Nazmul Haider, head teacher of Dharmapasha Govt Primary School in Sunamganj, said in class 5 there are 80 students but only 14 were able to attend online classes.
Parents of the other students do not have the capability to buy smartphones. Moreover, teachers were not equipped or trained to take online classes.
"In the budget, the government should properly address these matters," he said.
Only 44 percent of the children aged between five and 11 in rural areas have a TV at home. In urban areas, it is 75 percent, according to the government's Covid-19 Response Plan for Education Sector, prepared in May 2020.
In the richest and poorest quintiles, just six percent and 90 percent of children have a TV at home, it said.
Similarly, only three percent of children in rural areas and close to none from the poorest quintile have a computer at home, it said.
Only 30 percent of children aged five to 11 in rural areas have internet access and just seven percent in the poorest wealth quintile -- generally through mobile phones.
Ninety-two percent of that age group in the poorest quintile do have a mobile phone at home, but these are generally low-cost feature phones, which may have internet connectivity but with limited capabilities, according to the Covid-19 Response Plan.
A report in March this year of Groupe Special Mobile Association, which represents mobile operators worldwide, said 41 percent of mobile phone users had smartphones in Bangladesh.

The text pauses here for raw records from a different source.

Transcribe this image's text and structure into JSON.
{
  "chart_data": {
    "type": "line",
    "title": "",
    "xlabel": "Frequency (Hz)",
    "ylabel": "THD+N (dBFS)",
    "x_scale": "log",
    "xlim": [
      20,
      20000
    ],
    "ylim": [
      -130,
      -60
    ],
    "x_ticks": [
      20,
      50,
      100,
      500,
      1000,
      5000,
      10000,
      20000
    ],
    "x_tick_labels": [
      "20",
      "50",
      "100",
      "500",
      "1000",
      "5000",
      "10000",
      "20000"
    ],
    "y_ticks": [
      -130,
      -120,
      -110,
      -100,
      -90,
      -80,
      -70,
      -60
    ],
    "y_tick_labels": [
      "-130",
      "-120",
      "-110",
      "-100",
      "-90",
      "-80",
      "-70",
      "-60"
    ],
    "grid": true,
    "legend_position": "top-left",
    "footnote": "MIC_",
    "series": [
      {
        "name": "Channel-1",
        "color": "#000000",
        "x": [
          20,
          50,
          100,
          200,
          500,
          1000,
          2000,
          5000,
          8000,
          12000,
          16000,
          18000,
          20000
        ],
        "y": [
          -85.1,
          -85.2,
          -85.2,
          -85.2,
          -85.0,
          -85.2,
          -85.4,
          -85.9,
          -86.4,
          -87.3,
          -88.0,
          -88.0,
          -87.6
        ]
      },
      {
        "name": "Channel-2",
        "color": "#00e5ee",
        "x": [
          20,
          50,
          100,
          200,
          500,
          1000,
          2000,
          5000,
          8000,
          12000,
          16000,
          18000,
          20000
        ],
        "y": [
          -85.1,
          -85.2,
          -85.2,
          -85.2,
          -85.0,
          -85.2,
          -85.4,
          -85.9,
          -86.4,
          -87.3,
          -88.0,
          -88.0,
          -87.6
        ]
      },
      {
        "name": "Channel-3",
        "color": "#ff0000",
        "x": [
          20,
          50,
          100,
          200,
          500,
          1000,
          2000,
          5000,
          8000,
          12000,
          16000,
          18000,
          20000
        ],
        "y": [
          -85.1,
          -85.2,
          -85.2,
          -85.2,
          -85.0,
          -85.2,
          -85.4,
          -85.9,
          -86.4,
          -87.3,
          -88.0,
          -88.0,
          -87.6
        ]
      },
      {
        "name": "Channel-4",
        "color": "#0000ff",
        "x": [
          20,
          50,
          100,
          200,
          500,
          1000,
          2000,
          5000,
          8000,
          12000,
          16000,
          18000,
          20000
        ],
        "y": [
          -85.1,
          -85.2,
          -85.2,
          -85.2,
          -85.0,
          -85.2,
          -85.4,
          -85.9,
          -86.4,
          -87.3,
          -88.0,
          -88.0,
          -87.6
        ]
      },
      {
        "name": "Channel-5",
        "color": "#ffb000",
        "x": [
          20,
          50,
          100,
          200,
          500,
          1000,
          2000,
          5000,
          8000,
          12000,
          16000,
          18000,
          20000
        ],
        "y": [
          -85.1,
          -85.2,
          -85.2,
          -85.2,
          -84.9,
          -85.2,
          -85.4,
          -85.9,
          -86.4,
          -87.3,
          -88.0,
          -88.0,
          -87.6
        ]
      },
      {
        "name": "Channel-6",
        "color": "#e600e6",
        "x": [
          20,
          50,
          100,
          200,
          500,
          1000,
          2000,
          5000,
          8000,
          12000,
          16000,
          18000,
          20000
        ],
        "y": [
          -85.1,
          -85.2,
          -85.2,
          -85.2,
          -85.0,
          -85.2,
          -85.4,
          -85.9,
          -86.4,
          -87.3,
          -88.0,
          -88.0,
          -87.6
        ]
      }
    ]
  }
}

"Reaching children in rural areas and especially the poorest household requires special consideration and alternative delivery mechanisms," says the response plan.
It added that when schools reopen, children from remote areas and disadvantaged children -- including those from households which cannot afford such modern and costly facilities -- will find themselves even further behind their peers.

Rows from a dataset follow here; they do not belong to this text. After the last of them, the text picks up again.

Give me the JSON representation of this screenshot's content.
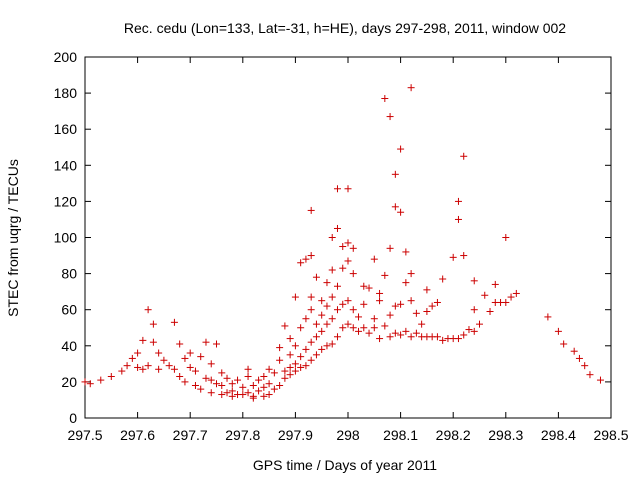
{
  "chart_data": {
    "type": "scatter",
    "title": "Rec. cedu (Lon=133, Lat=-31, h=HE), days 297-298, 2011, window 002",
    "xlabel": "GPS time / Days of year 2011",
    "ylabel": "STEC from uqrg / TECUs",
    "xlim": [
      297.5,
      298.5
    ],
    "ylim": [
      0,
      200
    ],
    "xticks": [
      "297.5",
      "297.6",
      "297.7",
      "297.8",
      "297.9",
      "298",
      "298.1",
      "298.2",
      "298.3",
      "298.4",
      "298.5"
    ],
    "yticks": [
      "0",
      "20",
      "40",
      "60",
      "80",
      "100",
      "120",
      "140",
      "160",
      "180",
      "200"
    ],
    "grid": false,
    "marker": "+",
    "color": "#cc0000",
    "points": [
      [
        297.5,
        20
      ],
      [
        297.51,
        19
      ],
      [
        297.53,
        21
      ],
      [
        297.55,
        23
      ],
      [
        297.57,
        26
      ],
      [
        297.58,
        29
      ],
      [
        297.59,
        33
      ],
      [
        297.6,
        36
      ],
      [
        297.6,
        28
      ],
      [
        297.61,
        27
      ],
      [
        297.62,
        29
      ],
      [
        297.62,
        60
      ],
      [
        297.61,
        43
      ],
      [
        297.63,
        42
      ],
      [
        297.63,
        52
      ],
      [
        297.64,
        36
      ],
      [
        297.64,
        27
      ],
      [
        297.65,
        32
      ],
      [
        297.66,
        29
      ],
      [
        297.67,
        27
      ],
      [
        297.67,
        53
      ],
      [
        297.68,
        23
      ],
      [
        297.68,
        41
      ],
      [
        297.69,
        33
      ],
      [
        297.69,
        20
      ],
      [
        297.7,
        28
      ],
      [
        297.7,
        36
      ],
      [
        297.71,
        18
      ],
      [
        297.71,
        26
      ],
      [
        297.72,
        34
      ],
      [
        297.72,
        16
      ],
      [
        297.73,
        22
      ],
      [
        297.73,
        42
      ],
      [
        297.74,
        14
      ],
      [
        297.74,
        21
      ],
      [
        297.74,
        30
      ],
      [
        297.75,
        19
      ],
      [
        297.75,
        41
      ],
      [
        297.76,
        13
      ],
      [
        297.76,
        25
      ],
      [
        297.76,
        18
      ],
      [
        297.77,
        14
      ],
      [
        297.77,
        22
      ],
      [
        297.78,
        12
      ],
      [
        297.78,
        19
      ],
      [
        297.78,
        15
      ],
      [
        297.79,
        13
      ],
      [
        297.79,
        21
      ],
      [
        297.8,
        17
      ],
      [
        297.8,
        13
      ],
      [
        297.81,
        14
      ],
      [
        297.81,
        27
      ],
      [
        297.81,
        23
      ],
      [
        297.82,
        12
      ],
      [
        297.82,
        18
      ],
      [
        297.82,
        11
      ],
      [
        297.83,
        15
      ],
      [
        297.83,
        21
      ],
      [
        297.84,
        12
      ],
      [
        297.84,
        17
      ],
      [
        297.84,
        23
      ],
      [
        297.85,
        13
      ],
      [
        297.85,
        19
      ],
      [
        297.85,
        27
      ],
      [
        297.86,
        16
      ],
      [
        297.86,
        25
      ],
      [
        297.87,
        18
      ],
      [
        297.87,
        32
      ],
      [
        297.87,
        39
      ],
      [
        297.88,
        22
      ],
      [
        297.88,
        26
      ],
      [
        297.88,
        51
      ],
      [
        297.89,
        24
      ],
      [
        297.89,
        28
      ],
      [
        297.89,
        35
      ],
      [
        297.89,
        44
      ],
      [
        297.9,
        26
      ],
      [
        297.9,
        30
      ],
      [
        297.9,
        40
      ],
      [
        297.9,
        67
      ],
      [
        297.91,
        28
      ],
      [
        297.91,
        34
      ],
      [
        297.91,
        50
      ],
      [
        297.91,
        86
      ],
      [
        297.92,
        29
      ],
      [
        297.92,
        38
      ],
      [
        297.92,
        55
      ],
      [
        297.92,
        88
      ],
      [
        297.93,
        32
      ],
      [
        297.93,
        42
      ],
      [
        297.93,
        60
      ],
      [
        297.93,
        67
      ],
      [
        297.93,
        90
      ],
      [
        297.93,
        115
      ],
      [
        297.94,
        35
      ],
      [
        297.94,
        45
      ],
      [
        297.94,
        52
      ],
      [
        297.94,
        78
      ],
      [
        297.95,
        38
      ],
      [
        297.95,
        48
      ],
      [
        297.95,
        57
      ],
      [
        297.95,
        65
      ],
      [
        297.96,
        40
      ],
      [
        297.96,
        52
      ],
      [
        297.96,
        62
      ],
      [
        297.96,
        75
      ],
      [
        297.97,
        41
      ],
      [
        297.97,
        55
      ],
      [
        297.97,
        67
      ],
      [
        297.97,
        82
      ],
      [
        297.97,
        100
      ],
      [
        297.98,
        45
      ],
      [
        297.98,
        60
      ],
      [
        297.98,
        73
      ],
      [
        297.98,
        105
      ],
      [
        297.98,
        127
      ],
      [
        297.99,
        50
      ],
      [
        297.99,
        63
      ],
      [
        297.99,
        83
      ],
      [
        297.99,
        95
      ],
      [
        298.0,
        52
      ],
      [
        298.0,
        65
      ],
      [
        298.0,
        87
      ],
      [
        298.0,
        97
      ],
      [
        298.0,
        127
      ],
      [
        298.01,
        50
      ],
      [
        298.01,
        60
      ],
      [
        298.01,
        80
      ],
      [
        298.01,
        94
      ],
      [
        298.02,
        48
      ],
      [
        298.02,
        56
      ],
      [
        298.03,
        50
      ],
      [
        298.03,
        63
      ],
      [
        298.03,
        73
      ],
      [
        298.04,
        47
      ],
      [
        298.04,
        72
      ],
      [
        298.05,
        50
      ],
      [
        298.05,
        55
      ],
      [
        298.05,
        88
      ],
      [
        298.06,
        44
      ],
      [
        298.06,
        65
      ],
      [
        298.06,
        69
      ],
      [
        298.07,
        51
      ],
      [
        298.07,
        79
      ],
      [
        298.07,
        177
      ],
      [
        298.08,
        45
      ],
      [
        298.08,
        57
      ],
      [
        298.08,
        94
      ],
      [
        298.08,
        167
      ],
      [
        298.09,
        47
      ],
      [
        298.09,
        62
      ],
      [
        298.09,
        135
      ],
      [
        298.09,
        117
      ],
      [
        298.1,
        46
      ],
      [
        298.1,
        63
      ],
      [
        298.1,
        114
      ],
      [
        298.1,
        149
      ],
      [
        298.11,
        48
      ],
      [
        298.11,
        75
      ],
      [
        298.11,
        92
      ],
      [
        298.12,
        45
      ],
      [
        298.12,
        65
      ],
      [
        298.12,
        80
      ],
      [
        298.12,
        183
      ],
      [
        298.13,
        47
      ],
      [
        298.13,
        58
      ],
      [
        298.14,
        45
      ],
      [
        298.14,
        52
      ],
      [
        298.15,
        45
      ],
      [
        298.15,
        59
      ],
      [
        298.15,
        71
      ],
      [
        298.16,
        45
      ],
      [
        298.16,
        62
      ],
      [
        298.17,
        45
      ],
      [
        298.17,
        64
      ],
      [
        298.18,
        43
      ],
      [
        298.18,
        77
      ],
      [
        298.19,
        44
      ],
      [
        298.2,
        44
      ],
      [
        298.2,
        89
      ],
      [
        298.21,
        44
      ],
      [
        298.21,
        110
      ],
      [
        298.21,
        120
      ],
      [
        298.22,
        46
      ],
      [
        298.22,
        90
      ],
      [
        298.22,
        145
      ],
      [
        298.23,
        49
      ],
      [
        298.24,
        48
      ],
      [
        298.24,
        60
      ],
      [
        298.24,
        76
      ],
      [
        298.25,
        52
      ],
      [
        298.26,
        68
      ],
      [
        298.27,
        59
      ],
      [
        298.28,
        64
      ],
      [
        298.28,
        74
      ],
      [
        298.29,
        64
      ],
      [
        298.3,
        64
      ],
      [
        298.3,
        100
      ],
      [
        298.31,
        67
      ],
      [
        298.32,
        69
      ],
      [
        298.38,
        56
      ],
      [
        298.4,
        48
      ],
      [
        298.41,
        41
      ],
      [
        298.43,
        37
      ],
      [
        298.44,
        33
      ],
      [
        298.45,
        29
      ],
      [
        298.46,
        24
      ],
      [
        298.48,
        21
      ]
    ]
  }
}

Prof Siddiqur Rahman, a former director of the Institute of Education and Research at Dhaka University said rural students also lag behind their urban counterparts in public exams, and the Covid-19 pandemic will aggravate the problem.

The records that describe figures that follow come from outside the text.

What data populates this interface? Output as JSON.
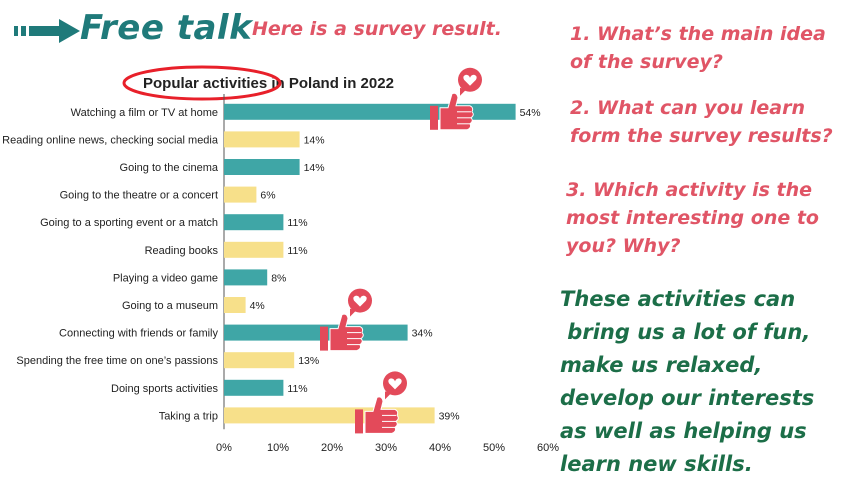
{
  "header": {
    "title": "Free talk",
    "subtitle": "Here is a survey result."
  },
  "questions": [
    "1. What’s the main idea of the survey?",
    "2. What can you learn form the survey results?",
    "3. Which activity is the most interesting one to you? Why?"
  ],
  "summary_lines": [
    "These activities can",
    " bring us a lot of fun,",
    "make us relaxed,",
    "develop our interests",
    "as well as helping us",
    "learn new skills."
  ],
  "colors": {
    "teal_bar": "#3fa6a6",
    "yellow_bar": "#f7e08a",
    "title_teal": "#1f7a7a",
    "pink": "#e05566",
    "summary_green": "#1c6e48",
    "highlight_ellipse": "#e8202a",
    "thumb": "#e34a5a"
  },
  "chart_data": {
    "type": "bar",
    "orientation": "horizontal",
    "title_highlight": "Popular activities",
    "title_rest": " in Poland in 2022",
    "categories": [
      "Watching a film or TV at home",
      "Reading online news, checking social media",
      "Going to the cinema",
      "Going to the theatre or a concert",
      "Going to a sporting event or a match",
      "Reading books",
      "Playing a video game",
      "Going to a museum",
      "Connecting with friends or family",
      "Spending the free time on one’s passions",
      "Doing sports activities",
      "Taking a trip"
    ],
    "values": [
      54,
      14,
      14,
      6,
      11,
      11,
      8,
      4,
      34,
      13,
      11,
      39
    ],
    "value_labels": [
      "54%",
      "14%",
      "14%",
      "6%",
      "11%",
      "11%",
      "8%",
      "4%",
      "34%",
      "13%",
      "11%",
      "39%"
    ],
    "bar_colors": [
      "teal",
      "yellow",
      "teal",
      "yellow",
      "teal",
      "yellow",
      "teal",
      "yellow",
      "teal",
      "yellow",
      "teal",
      "yellow"
    ],
    "xlim": [
      0,
      60
    ],
    "x_ticks": [
      "0%",
      "10%",
      "20%",
      "30%",
      "40%",
      "50%",
      "60%"
    ],
    "grid": false,
    "thumbs_up_on": [
      0,
      8,
      11
    ]
  }
}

"To make up for losses of education, there should be short-term and long-term planning. In another case, we should also focus on mental health issues of students. We will have to get digital devices and internet connection to all. For all these, an increased education budget was a must," said Siddiqur, also a member of the 2010 education policy framing committee.
Siddiqur also said most teachers were not habituated to conducting digital classes. So, there should be focus on increasing their capacities to take online classes and that will also need more allocation for the education sector in the budget.
Against this backdrop, price of computers and IT accessories has shot up 20 percent in the last 14 months as pandemic-induced restrictions prompted educational institutions and businesses to heighten focus on home-based schooling and work, said importers and businesspeople.
Importer Muzahid Al Beruni Suzon, general manager at Smart Technologies (BD), said they used to sell a Core i3 laptop for Tk 40,000-Tk 42,000. Now it is being sold at Tk 47,000 to Tk 48,000.
The price of laptop hard disks, random access memory (RAM) sticks, routers, motherboards, and processors has increased, said Mahfizur Rahman, in-charge of Ryans Computers at Multiplan Center on Elephant Road.
Kamal in his budget speech proposed to offer tax exemption to providers of cloud services, system integration, e-learning platforms, e-book publications, mobile application development services and IT freelancing until 2024.
He also proposed VAT exemptions on local manufacturing of laptops, desktops, notebooks, notepads, tabs, keyboards and other accessories.
Many teachers as well as CAMPE called for providing stimulus packages for teachers who are not under monthly pay orders (MPOs) as they were not getting the full salaries regularly. School authorities said they could not pay salaries as they are quickly running out of funds and that they desperately need the money to continue disbursing salaries to teachers and other staff.
In the proposed budget, Kamal did not say anything about the matter.